Abstract

Congenital myopathies are a heterogeneous group of human skeletal muscle disorders characterized by muscle hypotonia and weakness. Myopathies have a wide range of clinical phenotypes, which makes it extremely difficult to develop approaches to their treatment. There are several pharmacological agents in clinical use or under clinical investigation for the treatment of cardiomyopathies whose mechanism of action can be used to treat congenital myopathies as well. One such agent is 2,3-butanedione-monoxime (BDM), a noncompetitive inhibitor of myosin ATPase activity used to suppress acute myocardial injury. The molecular mechanisms of inhibition of myosin by BDM in skeletal muscle have not been studied, therefore the aim of this work was to estimate the effect of BDM on the interaction of myosin with actin in the modeling of several ATPase stages in skeletal muscle fiber, in order to assess the prospects for the use of BDM for the treatment of congenital myopathies.
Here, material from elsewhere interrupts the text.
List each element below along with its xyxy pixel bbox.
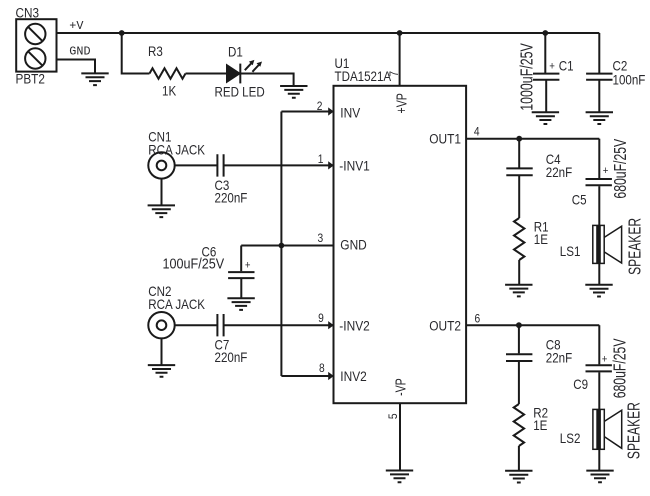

We found that BDM enhances the rigidity of myosin binding to actin when modeling weak binding forms of these muscle proteins, which can slow down the transition of actomyosin from the AM ∙ ADP ∙ Pi to the AM ∙ ADP state and is one of the reasons for the decrease in myosin ATPase activity in the presence of BDM. When modeling successive stages of the ATPase cycle using ADP, AMPPNP, ATPγS, and ATP, the myosin heads gradually switch to a state of weak interaction with actin. In the presence of the regulatory proteins tropomyosin and troponin in the muscle fiber, BDM does not affect the formation of a weak form of actomyosin binding, but increases the number of myosin heads essential for force generation. BDM can be used to increase the efficiency of myosin conformational rearrangements in the presence of tropomyosin with the R90P mutation associated with congenital myopathy, since this reagent increases the number of myosin heads in the muscle fiber capable of effective conformational rearrangements in the ATPase cycle and partially inhibits the pathological effects of the mutation.